Cette gestion administrative vise, selon le ministre du Commerce par intérim à «organiser le marché et éviter l’anarchie, notamment les cas d’abondance excessive des marchandises dans certaines périodes de l’année et leur pénurie dans d’autres périodes». L’ennui, c’est que la procédure des licences et des quotas vient d’être expérimenté en 2016 pour la banane et que c’est elle qui  a précisément provoqué l’anarchie, la pénurie et une hausse vertigineuse des prix. C’est M. Tebboune lui-même qui le dit : «Personne n’a bloqué les importations de  bananes. Les licences de 2016 étaient arrivées à échéance. Maintenant, il faut de nouvelles licences qui vont arriver bientôt». Elles sont en effet «arrivées» voici quelques jours au profit de six importateurs «professionnels».

Les choses vont donc surement, si tout va bien, s’améliorer pour les bananes, mais on peut quand même se demander par quel miracle le ministère du Commerce qui a été incapable de gérer les quotas d’importation de la seule banane en 2016, pourrait  être capable de gérer l’approvisionnement du marché  pour plusieurs milliers de produits finis en 2017 ?

Sur les traces du Vénézuela ?

Le système de licences généralisées pour «tous les produits finis»,  annoncé par M. Tebboune, est un puissant signal envoyé aux spéculateurs de tous bords.  Le ministre du Commerce (par intérim) aurait pu tout  aussi bien leur dire : «Préparez vos hangars», l’effet aurait été le même. Il aura inévitablement pour conséquences des pénuries généralisées et une inflation incontrôlable.

En fait, c’est  une situation proche de celle que connait actuellement un pays comme le Venezuela que nous prépare, dans la précipitation et sans aucune nécessité objective, M. Tebboune, qui évoquait voici quelques jours des «décisions bien réfléchies», mais semble en réalité céder à un réflexe de panique inexplicable en engageant la gestion du commerce extérieur de notre pays dans une véritable impasse.
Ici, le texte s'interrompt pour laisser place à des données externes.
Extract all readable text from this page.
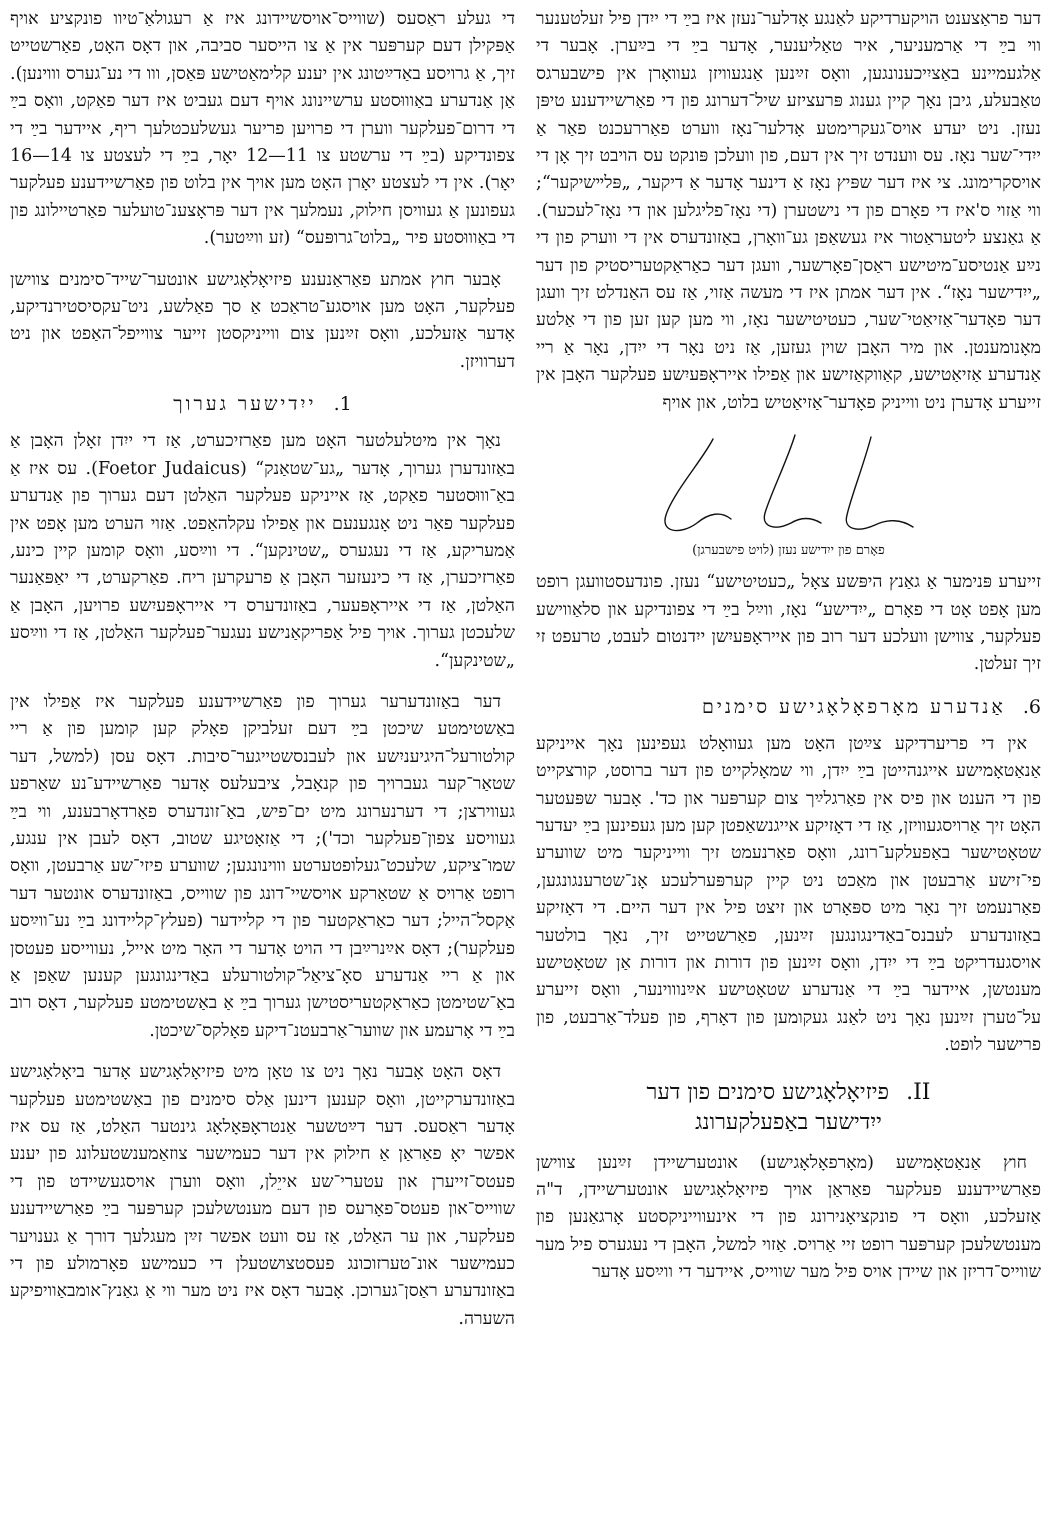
דער פראַצענט הויקערדיקע לאַנגע אָדלער־נעזן איז בײַ די ייִדן פיל זעלטענער ווי בײַ די אַרמעניער, איר טאַליענער, אָדער בײַ די בײַערן. אָבער די אַלגעמיינע באַציִיכענונגען, וואָס זײַנען אַנגעוויזן געוואָרן אין פישבערגס טאַבעלע, גיבן נאָך קיין גענוג פּרעציזע שיל־דערונג פון די פאַרשיידענע טיפּן נעזן. ניט יעדע אויס־געקרימטע אָדלער־נאָז ווערט פאַררעכנט פאַר אַ ייִדי־שער נאָז. עס ווענדט זיך אין דעם, פון וועלכן פּונקט עס הויבט זיך אָן די אויסקרימונג. צי איז דער שפּיץ נאָז אַ דינער אָדער אַ דיקער, „פּלײשיקער“; ווי אַזוי ס'איז די פאָרם פון די נישטערן (די נאָז־פליגלען און די נאָז־לעכער). אַ גאַנצע ליטעראַטור איז געשאַפן גע־וואָרן, באַזונדערס אין די ווערק פון די נײַע אַנטיסע־מיטישע ראַסן־פאָרשער, וועגן דער כאַראַקטעריסטיק פון דער „ייִדישער נאָז“. אין דער אמתן איז די מעשה אַזוי, אַז עס האַנדלט זיך וועגן דער פאָדער־אַזיאַטי־שער, כעטיטישער נאָז, ווי מען קען זען פון די אַלטע מאָנומענטן. און מיר האָבן שוין געזען, אַז ניט נאָר די ייִדן, נאָר אַ ריי אַנדערע אַזיאַטישע, קאַווקאַזישע און אַפילו אייראָפּעיִשע פעלקער האָבן אין זייערע אָדערן ניט ווייניק פאָדער־אַזיאַטיש בלוט, און אויף

פאָרם פון ייִדישע נעזן (לויט פישבערגן)

זייערע פּנימער אַ גאַנץ היפּשע צאָל „כעטיטישע“ נעזן. פונדעסטוועגן רופט מען אָפט אָט די פאָרם „ייִדישע“ נאָז, ווײַל בײַ די צפונדיקע און סלאַווישע פעלקער, צווישן וועלכע דער רוב פון אייראָפּעיִשן ייִדנטום לעבט, טרעפט זי זיך זעלטן.

6. אַנדערע מאָרפאָלאָגישע סימנים

אין די פריערדיקע צײַטן האָט מען געוואָלט געפינען נאָך אייניקע אַנאַטאָמישע אייגנהייטן בײַ ייִדן, ווי שמאָלקייט פון דער ברוסט, קורצקייט פון די הענט און פיס אין פאַרגלײַך צום קערפּער און כד'. אָבער שפּעטער האָט זיך אַרויסגעוויזן, אַז די דאָזיקע אייגנשאַפטן קען מען געפינען בײַ יעדער שטאָטישער באַפעלקע־רונג, וואָס פאַרנעמט זיך ווייניקער מיט שווערע פי־זישע אַרבעטן און מאַכט ניט קיין קערפּערלעכע אָנ־שטרענגונגען, פאַרנעמט זיך נאָר מיט ספּאָרט און זיצט פיל אין דער היים. די דאָזיקע באַזונדערע לעבנס־באַדינגונגען זײַנען, פאַרשטייט זיך, נאָך בולטער אויסגעדריקט בײַ די ייִדן, וואָס זײַנען פון דורות און דורות אַן שטאָטישע מענטשן, איידער בײַ די אַנדערע שטאָטישע אײַנוווינער, וואָס זייערע על־טערן זײַנען נאָך ניט לאַנג געקומען פון דאָרף, פון פעלד־אַרבעט, פון פרישער לופט.

II. פיזיאָלאָגישע סימנים פון דער
ייִדישער באַפעלקערונג

חוץ אַנאַטאָמישע (מאָרפאָלאָגישע) אונטערשיידן זײַנען צווישן פאַרשיידענע פעלקער פאַראַן אויך פיזיאָלאָגישע אונטערשיידן, ד"ה אַזעלכע, וואָס די פונקציאָנירונג פון די אינעווייניקסטע אָרגאַנען פון מענטשלעכן קערפּער רופט זיי אַרויס. אַזוי למשל, האָבן די נעגערס פיל מער שווייס־דריזן און שיידן אויס פיל מער שווייס, איידער די ווײַסע אָדער

די געלע ראַסעס (שווייס־אויסשיידונג איז אַ רעגולאַ־טיוו פונקציע אויף אַפּקילן דעם קערפּער אין אַ צו הייסער סביבה, און דאָס האָט, פאַרשטייט זיך, אַ גרויסע באַדײַטונג אין יענע קלימאַטישע פּאַסן, ווו די נע־גערס וווינען). אַן אַנדערע באַוווּסטע ערשיינונג אויף דעם געביט איז דער פאַקט, וואָס בײַ די דרום־פעלקער ווערן די פרויען פריער געשלעכטלעך ריף, איידער בײַ די צפונדיקע (בײַ די ערשטע צו 11—12 יאָר, בײַ די לעצטע צו 14—16 יאָר). אין די לעצטע יאָרן האָט מען אויך אין בלוט פון פאַרשיידענע פעלקער געפונען אַ געוויסן חילוק, נעמלעך אין דער פּראָצענ־טועלער פאַרטיילונג פון די באַוווּסטע פיר „בלוט־גרופּעס“ (זע ווײַטער).

אָבער חוץ אמתע פאַראַנענע פיזיאָלאָגישע אונטער־שייד־סימנים צווישן פעלקער, האָט מען אויסגע־טראַכט אַ סך פאַלשע, ניט־עקסיסטירנדיקע, אָדער אַזעלכע, וואָס זײַנען צום ווייניקסטן זייער צווייפל־האַפט און ניט דערוויזן.

1. ייִדישער גערוך

נאָך אין מיטלעלטער האָט מען פאַרזיכערט, אַז די ייִדן זאָלן האָבן אַ באַזונדערן גערוך, אָדער „גע־שטאַנק“ (Foetor Judaicus). עס איז אַ באַ־וווּסטער פאַקט, אַז אייניקע פעלקער האַלטן דעם גערוך פון אַנדערע פעלקער פאַר ניט אָנגענעם און אַפילו עקלהאַפט. אַזוי הערט מען אָפט אין אַמעריקע, אַז די נעגערס „שטינקען“. די ווײַסע, וואָס קומען קיין כינע, פאַרזיכערן, אַז די כינעזער האָבן אַ פרעקרען ריח. פאַרקערט, די יאַפּאַנער האַלטן, אַז די אייראָפּעער, באַזונדערס די אייראָפּעיִשע פרויען, האָבן אַ שלעכטן גערוך. אויך פיל אַפריקאַנישע נעגער־פעלקער האַלטן, אַז די ווײַסע „שטינקען“.

דער באַזונדערער גערוך פון פאַרשיידענע פעלקער איז אַפילו אין באַשטימטע שיכטן בײַ דעם זעלביקן פאָלק קען קומען פון אַ ריי קולטורעל־היגיעניִשע און לעבנסשטייגער־סיבות. דאָס עסן (למשל, דער שטאַר־קער געברויך פון קנאָבל, ציבעלעס אָדער פאַרשיידע־נע שאַרפע געווירצן; די דערנערונג מיט ים־פיש, באַ־זונדערס פאַרדאָרבענע, ווי בײַ געוויסע צפון־פעלקער וכד'); די אַזאָטיגע שטוב, דאָס לעבן אין ענגע, שמו־ציקע, שלעכט־געלופטערטע וווינונגען; שווערע פיזי־שע אַרבעטן, וואָס רופט אַרויס אַ שטאַרקע אויסשיי־דונג פון שווייס, באַזונדערס אונטער דער אַקסל־הייל; דער כאַראַקטער פון די קליידער (פעלץ־קליידונג בײַ נע־ווײַסע פעלקער); דאָס אײַנרײַבן די הויט אָדער די האָר מיט אייל, נעווייסע פעטסן און אַ ריי אַנדערע סאָ־ציאַל־קולטורעלע באַדינגונגען קענען שאַפן אַ באַ־שטימטן כאַראַקטעריסטישן גערוך בײַ אַ באַשטימטע פעלקער, דאָס רוב בײַ די אָרעמע און שווער־אַרבעטנ־דיקע פאָלקס־שיכטן.

דאָס האָט אָבער נאָך ניט צו טאָן מיט פיזיאָלאָגישע אָדער ביאָלאָגישע באַזונדערקייטן, וואָס קענען דינען אַלס סימנים פון באַשטימטע פעלקער אָדער ראַסעס. דער דײַטשער אַנטראָפּאָלאָג גינטער האַלט, אַז עס איז אפשר יאָ פאַראַן אַ חילוק אין דער כעמישער צוזאַמענשטעלונג פון יענע פעטס־זייערן און עטערי־שע אייֵלן, וואָס ווערן אויסגעשיידט פון די שווייס־און פעטס־פאָרעס פון דעם מענטשלעכן קערפּער בײַ פאַרשיידענע פעלקער, און ער האַלט, אַז עס וועט אפשר זײַן מעגלעך דורך אַ גענויער כעמישער אונ־טערזוכונג פעסטצושטעלן די כעמישע פאָרמולע פון די באַזונדערע ראַסן־גערוכן. אָבער דאָס איז ניט מער ווי אַ גאַנץ־אומבאַוויפיקע השערה.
Une démarche dangereuse et inutile

La démarche prônée par M. Tebboune n’est pas seulement dangereuse. Elle est également inutile en tous cas du point de vue des intérêts de la collectivité. Voici pourquoi. Les dernières statistiques de notre commerce extérieur indiquent que le déficit commercial de l’Algérie a déjà été réduit de moitié  en janvier et février 2017. A ce rythme, il est très probable que notre déficit commercial, qui était encore de près de 18  milliards de dollars en 2016, va  passer sous la barre des 10 milliards de dollars en 2017. Pas besoin donc de contingentement et de licences généralisées. Le rétablissement «progressif» de l’équilibre de la balance commerciale est possible dès 2019. Il est  même désormais très probable à la faveur d’un processus de substitution aux importations qui prendra quelques années pour produire des résultats tangibles, mais qui est déjà en marche; comme prévu d’ailleurs par les projections du gouvernement et de la Banque d’Algérie, et sans recourir à des mesures dignes d’une «économie de guerre».